Abstract:
Electroencephalogram (EEG) is amongst the most widely explored biomedical
signals used to study and monitor human brain activity. Being considered as quite safe
with no possible risk involved, EEG has been gaining significance as valuable and
cost effective tool for research purposes in human emotions recognition. The
presented thesis is focused towards study of human emotional states using EEG data.
Existing literature shows that majority of the relevant work has used single stimulus
based paradigm such as pictures, music, videos etc. to elicit emotions. This can lead to
low ecological validity of the system. There is a need to explore neural correlates not
only independent of subjects but stimuli presentation paradigms as well. EEG signals
are usually recorded in a high-dimensional space. Researchers generally ignore the
channel selection part while developing an EEG based application. This leads to noisy
data, redundancy and longer setup time for the designed system. Furthermore, it is
observed that methodologies proposed for electrodes reduction are validated for
specific EEG application such as motor imagery classification, emotion recognition.
There is a need to develop approaches that perform well in different application
domains. Keeping in consideration aforementioned issues, the presented thesis
proposed the solutions in two lines of approach. Firstly, EEG domain for emotion
recognition has been investigated. The second approach is targeted towards EEG
electrodes selection not only for emotion recognition but also for motor imagery
classification. A novel paradigm to evoke human emotions has been presented.

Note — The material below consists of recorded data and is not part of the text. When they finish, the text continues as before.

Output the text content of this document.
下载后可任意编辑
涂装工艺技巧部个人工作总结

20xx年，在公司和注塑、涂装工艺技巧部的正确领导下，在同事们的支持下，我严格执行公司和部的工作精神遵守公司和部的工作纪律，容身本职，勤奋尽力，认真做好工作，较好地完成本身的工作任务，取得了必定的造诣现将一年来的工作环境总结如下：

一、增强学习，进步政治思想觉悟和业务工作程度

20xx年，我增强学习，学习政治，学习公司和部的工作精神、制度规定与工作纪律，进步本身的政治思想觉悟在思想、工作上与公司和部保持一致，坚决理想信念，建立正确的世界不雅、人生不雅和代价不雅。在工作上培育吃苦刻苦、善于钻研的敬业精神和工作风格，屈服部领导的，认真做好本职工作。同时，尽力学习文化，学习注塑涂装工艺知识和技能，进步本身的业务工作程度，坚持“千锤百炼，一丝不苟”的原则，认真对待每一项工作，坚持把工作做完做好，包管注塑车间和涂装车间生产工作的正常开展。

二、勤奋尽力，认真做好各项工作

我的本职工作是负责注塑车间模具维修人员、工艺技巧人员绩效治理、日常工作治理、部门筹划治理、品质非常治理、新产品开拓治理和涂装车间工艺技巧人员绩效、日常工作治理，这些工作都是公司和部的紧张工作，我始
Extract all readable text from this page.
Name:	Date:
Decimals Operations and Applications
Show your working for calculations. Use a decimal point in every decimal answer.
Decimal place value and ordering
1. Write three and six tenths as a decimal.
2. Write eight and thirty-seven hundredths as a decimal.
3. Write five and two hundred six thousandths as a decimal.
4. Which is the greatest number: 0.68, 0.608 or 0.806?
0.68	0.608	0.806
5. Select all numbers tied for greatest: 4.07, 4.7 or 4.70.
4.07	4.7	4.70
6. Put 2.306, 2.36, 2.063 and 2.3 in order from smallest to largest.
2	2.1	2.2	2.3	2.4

Moreover, a methodology based on Common Spatial Pattern (CSP), Linear
Discriminant Analysis (LDA) and Genetic Algorithm has been proposed and it is
found that the classification in gamma spectral band is better than those of others.
Having highest mean classification accuracy of 72.74% across subjects reasonably
presents evidence for feasibility of reliable classification of fear emotional state
induced with two different stimuli. Furthermore, the regularized (R) CSP filters are
learnt on the training set. Log-variances of the filtered data are then used as input
features to LDA. We found that Composite CSP and Composite CSP with Kullback-
Leibler Divergence regularized techniques have outperformed conventional CSP. In
order to identify configuration with lesser number of electrodes two methods have
been proposed. One is based on Genetic Algorithm that initializes with random
population and works in an iterative manner. The results in all paradigms show
improvement in performance with reduced number of channels. Classification
accuracy has been increased from 75.07% to 79.47% and 78.95% to 82.14% for
emotional imagery and videos induced paradigms respectively with 15 electrodes
only. Second method for electrode selection based on CSP filter weights has been
proposed and validated for motor imagery EEG data. It is found that instead of using
data from 60 electrodes only six can be used without significant degradation in
classification performance. The thesis presents results that are promising for future
EEG systems ensuring low set up time and cost for conducting EEG studies.